Cooper Township is a rural township in Sangamon County, Illinois, covering about 28.7 square miles, almost all of which is land, and home to 758 residents as of 2020. It is a small but relatively affluent community with an older population, strong homeownership, high educational attainment, and income levels above state and national averages.

==Geography==
According to the 2010 census, the township has a total area of 28.72 sqmi, of which 28.53 sqmi (or 99.34%) is land and 0.19 sqmi (or 0.66%) is water.

==Demographics==
According to the 2020 U.S. Census, Cooper Township in Sangamon County, Illinois, had a population of 758 residents, reflecting a small and predominantly rural community spread across roughly 28.5 square miles. This results in a low population density typical of the region. More recent American Community Survey estimates indicate that the township has an older population profile, with a median age of 46.8, which is higher than both the county and state averages. Household size in the township averages about 2.5 persons, and roughly 300 households make up the local population base, consistent with demographic patterns reported in rural central Illinois.

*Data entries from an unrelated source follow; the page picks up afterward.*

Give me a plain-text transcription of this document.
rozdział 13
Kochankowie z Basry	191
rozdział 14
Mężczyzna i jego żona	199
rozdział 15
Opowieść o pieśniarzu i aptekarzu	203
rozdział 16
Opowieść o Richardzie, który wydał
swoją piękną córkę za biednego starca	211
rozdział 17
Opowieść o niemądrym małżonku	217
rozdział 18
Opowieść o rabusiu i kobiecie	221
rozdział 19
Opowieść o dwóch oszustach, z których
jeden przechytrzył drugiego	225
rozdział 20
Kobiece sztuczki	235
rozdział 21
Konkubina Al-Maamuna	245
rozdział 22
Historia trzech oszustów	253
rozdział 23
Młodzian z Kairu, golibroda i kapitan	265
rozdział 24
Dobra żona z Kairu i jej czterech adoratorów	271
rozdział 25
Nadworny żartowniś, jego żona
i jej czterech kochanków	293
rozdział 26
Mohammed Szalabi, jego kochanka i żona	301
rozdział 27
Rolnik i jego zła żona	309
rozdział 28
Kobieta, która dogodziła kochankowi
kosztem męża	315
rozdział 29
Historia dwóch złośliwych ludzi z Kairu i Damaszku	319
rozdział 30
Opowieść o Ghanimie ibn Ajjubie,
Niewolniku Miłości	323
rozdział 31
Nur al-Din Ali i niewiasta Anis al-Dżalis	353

Economically, Cooper Township shows signs of relative affluence within rural central Illinois. Per-capita income is about $47,458, while median household income reaches $127,976, well above state and national medians. Housing patterns support this picture: nearly all occupied homes are owner-occupied, and the median home value is approximately $253,500, suggesting a stable and well-established residential base.

Labor force participation is relatively high for a rural area, with an estimated 66% of adults engaged in the workforce, and unemployment rates remain below state and national averages.

Educational attainment is also comparatively strong. All adults in the township have at least a high school diploma, and roughly 38.3% hold a bachelor's degree or higher, slightly exceeding broader county and statewide figures: a level of attainment consistent with nearby suburban and exurban areas influenced by the greater Springfield labor and education.